Dark Command

DARK COMMAND rode in as one of four movies the reborn star John Wayne made in 1940, freed from a decade in the B-flick doldrums after his tasking mentor John Ford put him aboard 1939’s Stagecoach. Claire Trevor, his lively co-star from that classic (and their ’39 place-holder Allegheny Uprising) was back, first-billed in this Republic Pictures production, with dependable Walter Pidgeon, borrowed from MGM, rounding out the leads. In the second-tier: Roy Rogers, 28 (as ‘Fletch McCloud’ yet) and Gabby Hayes in one of 15 times he worked with Wayne, one of forty-four (!) with the ever-amiable Mr. Rogers. The stunt team gets a workout. History gets a workover.

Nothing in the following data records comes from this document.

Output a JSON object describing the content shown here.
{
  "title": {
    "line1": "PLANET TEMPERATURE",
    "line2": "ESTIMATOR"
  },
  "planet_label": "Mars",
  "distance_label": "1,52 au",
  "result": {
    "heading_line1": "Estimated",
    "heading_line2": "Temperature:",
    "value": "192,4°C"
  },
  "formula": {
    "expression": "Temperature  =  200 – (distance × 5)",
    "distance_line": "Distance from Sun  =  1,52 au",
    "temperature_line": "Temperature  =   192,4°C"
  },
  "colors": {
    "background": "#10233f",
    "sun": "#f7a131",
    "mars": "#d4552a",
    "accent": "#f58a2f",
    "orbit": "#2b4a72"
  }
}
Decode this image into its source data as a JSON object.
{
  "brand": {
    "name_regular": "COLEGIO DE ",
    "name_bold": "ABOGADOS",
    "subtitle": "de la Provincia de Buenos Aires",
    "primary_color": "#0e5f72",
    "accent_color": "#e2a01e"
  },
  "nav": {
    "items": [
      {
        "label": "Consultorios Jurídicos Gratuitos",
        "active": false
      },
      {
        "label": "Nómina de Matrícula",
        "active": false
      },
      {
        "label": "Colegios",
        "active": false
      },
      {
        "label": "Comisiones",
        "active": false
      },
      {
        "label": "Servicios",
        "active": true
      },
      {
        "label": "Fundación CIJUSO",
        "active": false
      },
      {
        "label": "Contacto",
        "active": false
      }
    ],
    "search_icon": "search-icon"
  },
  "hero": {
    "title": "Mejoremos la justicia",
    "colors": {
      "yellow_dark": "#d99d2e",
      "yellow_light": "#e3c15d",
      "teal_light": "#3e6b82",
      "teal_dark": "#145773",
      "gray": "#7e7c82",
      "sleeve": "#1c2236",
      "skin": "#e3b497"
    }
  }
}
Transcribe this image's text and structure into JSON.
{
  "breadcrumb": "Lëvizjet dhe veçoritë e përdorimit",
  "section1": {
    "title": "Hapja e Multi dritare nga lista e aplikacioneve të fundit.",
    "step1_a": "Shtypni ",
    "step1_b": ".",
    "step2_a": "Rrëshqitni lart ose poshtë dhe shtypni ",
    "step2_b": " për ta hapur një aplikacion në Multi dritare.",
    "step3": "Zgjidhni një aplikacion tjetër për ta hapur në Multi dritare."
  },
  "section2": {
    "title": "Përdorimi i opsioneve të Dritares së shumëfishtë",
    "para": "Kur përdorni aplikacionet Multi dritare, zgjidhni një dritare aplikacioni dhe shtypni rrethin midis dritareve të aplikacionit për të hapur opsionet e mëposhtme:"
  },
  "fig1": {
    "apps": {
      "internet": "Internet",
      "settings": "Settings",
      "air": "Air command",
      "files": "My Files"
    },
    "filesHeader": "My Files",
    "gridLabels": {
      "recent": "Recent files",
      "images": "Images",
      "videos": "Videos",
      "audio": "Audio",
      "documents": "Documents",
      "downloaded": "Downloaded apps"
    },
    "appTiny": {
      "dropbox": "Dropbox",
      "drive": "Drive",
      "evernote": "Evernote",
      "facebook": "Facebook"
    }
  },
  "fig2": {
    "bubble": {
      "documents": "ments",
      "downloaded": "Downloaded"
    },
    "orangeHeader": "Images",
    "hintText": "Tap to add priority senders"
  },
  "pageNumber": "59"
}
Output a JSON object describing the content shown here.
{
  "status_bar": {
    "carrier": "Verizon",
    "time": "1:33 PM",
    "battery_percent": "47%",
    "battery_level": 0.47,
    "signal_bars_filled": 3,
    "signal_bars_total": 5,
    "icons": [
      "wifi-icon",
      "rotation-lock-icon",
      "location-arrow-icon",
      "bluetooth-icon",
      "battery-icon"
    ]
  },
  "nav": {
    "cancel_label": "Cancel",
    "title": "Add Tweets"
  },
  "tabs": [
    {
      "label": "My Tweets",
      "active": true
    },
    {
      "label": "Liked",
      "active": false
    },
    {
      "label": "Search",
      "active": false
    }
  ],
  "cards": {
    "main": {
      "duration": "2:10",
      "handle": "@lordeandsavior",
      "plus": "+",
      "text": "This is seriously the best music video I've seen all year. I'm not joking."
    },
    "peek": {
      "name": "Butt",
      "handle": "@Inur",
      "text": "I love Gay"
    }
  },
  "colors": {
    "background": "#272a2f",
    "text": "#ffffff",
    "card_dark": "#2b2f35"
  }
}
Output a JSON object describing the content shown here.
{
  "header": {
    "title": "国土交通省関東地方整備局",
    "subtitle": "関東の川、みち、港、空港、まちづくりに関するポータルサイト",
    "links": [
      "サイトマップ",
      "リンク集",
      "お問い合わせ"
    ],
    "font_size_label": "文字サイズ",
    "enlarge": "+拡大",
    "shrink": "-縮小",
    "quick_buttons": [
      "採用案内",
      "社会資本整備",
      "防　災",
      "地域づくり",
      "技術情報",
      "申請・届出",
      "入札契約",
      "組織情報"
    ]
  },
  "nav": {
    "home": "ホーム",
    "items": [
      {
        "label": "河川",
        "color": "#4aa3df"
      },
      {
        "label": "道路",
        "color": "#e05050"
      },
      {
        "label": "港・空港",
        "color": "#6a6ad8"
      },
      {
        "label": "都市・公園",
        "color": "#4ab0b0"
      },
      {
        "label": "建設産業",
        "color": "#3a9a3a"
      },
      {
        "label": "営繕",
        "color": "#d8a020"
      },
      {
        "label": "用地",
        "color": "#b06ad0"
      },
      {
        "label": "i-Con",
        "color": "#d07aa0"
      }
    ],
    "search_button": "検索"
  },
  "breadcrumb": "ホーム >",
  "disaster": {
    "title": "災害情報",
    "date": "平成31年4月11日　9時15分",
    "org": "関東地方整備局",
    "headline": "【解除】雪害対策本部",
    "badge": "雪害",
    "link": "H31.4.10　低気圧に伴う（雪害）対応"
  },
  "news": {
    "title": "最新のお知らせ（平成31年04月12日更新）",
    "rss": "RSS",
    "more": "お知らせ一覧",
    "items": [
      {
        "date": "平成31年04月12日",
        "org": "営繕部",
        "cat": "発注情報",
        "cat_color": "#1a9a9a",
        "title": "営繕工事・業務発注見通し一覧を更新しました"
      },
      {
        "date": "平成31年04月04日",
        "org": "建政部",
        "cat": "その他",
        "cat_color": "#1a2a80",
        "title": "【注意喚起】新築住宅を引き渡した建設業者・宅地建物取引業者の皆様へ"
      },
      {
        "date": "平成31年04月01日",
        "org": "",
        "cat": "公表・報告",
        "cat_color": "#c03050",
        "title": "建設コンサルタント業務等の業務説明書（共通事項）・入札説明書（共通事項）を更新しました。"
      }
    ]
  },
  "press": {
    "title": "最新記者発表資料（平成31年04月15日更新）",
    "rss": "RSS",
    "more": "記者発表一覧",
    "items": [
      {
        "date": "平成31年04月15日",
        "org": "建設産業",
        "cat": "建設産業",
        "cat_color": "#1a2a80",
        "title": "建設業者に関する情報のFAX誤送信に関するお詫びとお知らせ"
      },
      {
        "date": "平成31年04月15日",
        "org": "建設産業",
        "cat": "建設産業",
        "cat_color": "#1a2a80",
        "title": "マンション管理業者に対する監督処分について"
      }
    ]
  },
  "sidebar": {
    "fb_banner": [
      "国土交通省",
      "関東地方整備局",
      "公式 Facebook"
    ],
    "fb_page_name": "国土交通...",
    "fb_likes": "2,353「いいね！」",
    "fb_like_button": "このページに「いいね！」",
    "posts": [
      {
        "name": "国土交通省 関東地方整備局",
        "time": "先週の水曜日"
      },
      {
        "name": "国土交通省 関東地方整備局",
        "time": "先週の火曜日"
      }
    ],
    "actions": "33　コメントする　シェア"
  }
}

Kansas, 1859. As tensions grow between North & South, the fertile plains of Kansas were watered with blood as its pending statehood was up for grabs. Genial but no-pushover, Texan drifter ‘Bob Seton’ (Wayne) runs for marshal of the city of Lawrence. He wins, beating out ambitious schoolteacher ‘Will Cantrell’ (Pidgeon). They both favor feisty ‘Mary McCloud’ (Trevor) but when the fuming Civil War finally erupts, differences become loyalties, and the lines so drawn, when crossed, produce a crop of woe. Heck, that purplish hazy summary is as viable as the script, which turns the bitterness of ‘Bloody Kansas’ into a well-heeled, accuracy-oblivious action flick adorned with romance, humor and a good deal of shootin’. Howdy, folks.

Studio honchos picked sides over the ‘rights’ to the War Between The States—Republic’s chieftain Herbert J. Yates must’ve wanted to show off in the wake of mogul David O. Selznick’s burning of Atlanta in Gone With The Wind. The normally frugal (as in tightwad) Yates allotted this opus what was for Republic a generous $750,000. A good deal of that shows up not just in the hefty amount of extras and horseflesh but in the fiery fate of Lawrence, its immolation staged for the big finale. The script, hedging (as in dodging a ricochet) bets to avoid censure below the Mason-Dixon line (Jim Crow days and attitudes in effect) has the historical character of Confederate guerrilla leader/outlaw/war criminal William Quantrill (1837-1865) softened into Pidgeon’s half-civil/half-deranged Cantrell. The merciless raid on Lawrence (August 21, 1863) where Quantrill and his 450 men slaughtered 170 citizens and torched the town is cine-sanitized into a 50/50 pitched battle. That made hay for the stuntmen and pyrotechnic crews while leaving history smokin’ in the outhouse.

Raoul Walsh directed, so it moves apace. The likable actors are game, the stunts are risky, the sum total mainly of check-it-off-the-list interest for fans of the stars.

Writers: Grover Jones (Souls At Sea, The Shepherd Of The Hills), F. Hugh Herbert (Margie, Sitting Pretty), Lionel Houser (The Girl From Mexico, Christmas In Connecticut) from a novel by the prodigious W.R. Burnett (Little Caesar, Scarface, Wake Island, The Great Escape). Wayne’s stunt double Cliff Lyons, working here under the legendary Yakima Canutt, later did the spectacular 2nd-unit  battle action on Duke’s The Alamo. Two Academy Award nominations were cinched, Music Score and Art Direction. 94 minutes of olden days hokum snagged 1940’s spot #95 with a gross of $2,100,000.

Hardies in support: Porter Hall, Marjorie Main (as Pidgeon’s ‘Ma’, though she was only seven years older), Joseph Sawyer, J. Farrell McDonald and Trevor Bardette.

* Action ace Raoul Walsh had directed untied freshman Wayne’s grand-scale intro of The Big Trail, back in 1930. A decade on, having learned a few tricks on the job, The Duke’s other 1940 entrees were father figure Ford’s superb The Long Voyage Home, the amusing Seven Sinners (with Wayne fling Marlene Dietrich, though it was more her fling than his) and the offbeat, overlooked Three Faces West. The reliable Walter Pidgeon was being worked like an MGM dog that year (It’s A Date, The House Across The Bay, Phantom Raiders, Sky Murder, Flight Command). He’d move up to the front rank next year with Ford’s classic How Green Was My Valley. Trevor’s only 1940 payday came from Dark Command.

For a much better take on the 1850’s-60’s woes of The Sunflower State, seek out 1999’s Ride With The Devil.  Then chase with the rousing The Outlaw Josey Wales. Add the fiction fightin’ of The Jayhawkers!, the amusing absurdity of Santa Fe Trail and the lower-keyed Seven Angry Men.